Schematic of the surface as a function of $u^1$.

Figure 2

(Color online) Surface electromagnetic wave propagation along a Gaussian-shaped surface as given by Eq. (51). The upper plot shows the SPP solution subject to the boundary condition $f\left(u^1\right)=\text{exp}\left(i\sqrt{-\alpha }{u}^1\right)$ as $u^1\to \infty$. Parameters used in the calculation are: $A_1=100\text{nm}$, $L=1\mu \text{m}$, and $\delta =33\text{nm}$. Permittivity values $-6.7$ and 1 at a wavelength of 400 nm are considered (gold and air, respectively).

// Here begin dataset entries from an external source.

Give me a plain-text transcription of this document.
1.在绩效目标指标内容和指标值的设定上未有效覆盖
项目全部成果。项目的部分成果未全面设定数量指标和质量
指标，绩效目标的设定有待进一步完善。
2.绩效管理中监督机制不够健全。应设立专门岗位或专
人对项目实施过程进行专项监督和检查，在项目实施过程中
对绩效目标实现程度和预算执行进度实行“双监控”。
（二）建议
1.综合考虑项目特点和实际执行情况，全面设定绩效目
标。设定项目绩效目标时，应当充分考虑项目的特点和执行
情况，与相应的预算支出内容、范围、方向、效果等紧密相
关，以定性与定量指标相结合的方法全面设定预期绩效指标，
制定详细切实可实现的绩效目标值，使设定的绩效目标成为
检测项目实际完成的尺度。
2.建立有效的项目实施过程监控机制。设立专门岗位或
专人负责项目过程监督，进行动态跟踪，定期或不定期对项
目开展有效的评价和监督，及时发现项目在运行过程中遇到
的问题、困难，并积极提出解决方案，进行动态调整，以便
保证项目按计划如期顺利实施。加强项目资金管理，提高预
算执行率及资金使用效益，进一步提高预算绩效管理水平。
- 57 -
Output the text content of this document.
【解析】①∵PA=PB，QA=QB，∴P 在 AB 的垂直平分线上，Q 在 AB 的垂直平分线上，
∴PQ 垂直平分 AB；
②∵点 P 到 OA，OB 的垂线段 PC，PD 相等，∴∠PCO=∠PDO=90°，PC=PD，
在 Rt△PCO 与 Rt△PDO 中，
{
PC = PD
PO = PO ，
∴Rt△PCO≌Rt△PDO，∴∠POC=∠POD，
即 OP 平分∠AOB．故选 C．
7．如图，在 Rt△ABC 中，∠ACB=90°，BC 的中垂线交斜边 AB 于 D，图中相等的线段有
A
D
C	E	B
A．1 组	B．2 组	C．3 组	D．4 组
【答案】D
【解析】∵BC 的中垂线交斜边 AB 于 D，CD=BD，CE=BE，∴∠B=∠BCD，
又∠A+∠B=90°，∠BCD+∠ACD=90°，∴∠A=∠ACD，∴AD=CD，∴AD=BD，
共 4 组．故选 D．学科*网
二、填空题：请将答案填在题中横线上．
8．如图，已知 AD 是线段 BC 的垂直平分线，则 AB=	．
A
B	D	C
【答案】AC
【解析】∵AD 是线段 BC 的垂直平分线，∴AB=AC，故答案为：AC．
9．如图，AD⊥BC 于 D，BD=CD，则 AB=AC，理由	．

The lower plot shows the metal-dielectric Gaussian surface function $z\left(u^1\right)$ plotted in the $x\text{−}z$ plane.

Figure 3

(Color online) Transmission coefficient plotted vs. electromagnetic surface wavelength (Gaussian-shaped surface). The upper-left, upper-right, lower-left, and lower-right subplots correspond to Gaussian amplitude values $A_1$ equal to 10, 23, 37, and 50 nm, respectively. The Gaussian broadening parameter is $\delta =13\text{nm}$. The wavelength of the incoming surface wave is varied in the range between 250 and 750 nm ($x$ axis).

Figure 4

(Color online) Reflection coefficient plotted vs electromagnetic surface wavelength (Gaussian-shaped surface). Data correspond to those in Fig. 3.

Figure 5

(Color online) Transmission coefficient plotted vs electromagnetic surface wavelength (Gaussian-shaped surface). The upper-left, upper-right, lower-left, and lower-right subplots correspond to Gaussian width values $\delta$ equal to 13, 49, 70, and 100 nm, respectively. The Gaussian amplitude parameter is $A_1=300\text{nm}$. The wavelength of the incoming surface wave is varied in the range between 250 and 750 nm ($x$ axis).

Figure 6

(Color online) Reflection coefficient plotted vs electromagnetic surface wavelength (Gaussian-shaped surface). Data correspond to those in Fig. 5.

Figure 7

(Color online) Transmission coefficient plotted vs electromagnetic surface wavelength (sinusoidal-shaped surface). The upper-left, upper-right, lower-left, and lower-right subplots correspond to a varying number of sinusoidal periods ($N=2$, 3, 4, and 5, respectively). The sinusoidal corrugation length is fixed at $L_2-L_1=417\text{nm}$. The wavelength of the incoming surface wave is varied in the range between 250 and 750 nm ($x$ axis).

Figure 8

(Color online) Reflection coefficient plotted vs electromagnetic surface wavelength (sinusoidal-shaped surface). Data correspond to those in Fig. 7.

Figure 9

(Color online) Transmission coefficient plotted vs electromagnetic surface wavelength (sinusoidal-shaped surface). The upper-left, upper-right, lower-left, and lower-right subplots correspond to a length of the sinusoidal corrugation equal to 167, 222, 278, and 333 nm, respectively. The number of periods over a length $L$ is fixed at $N=5$. The wavelength of the incoming surface wave is varied in the range between 250 and 750 nm ($x$ axis).

Figure 10

(Color online) Reflection coefficient plotted vs electromagnetic surface wavelength (sinusoidal-shaped surface). Data correspond to those in Fig. 9.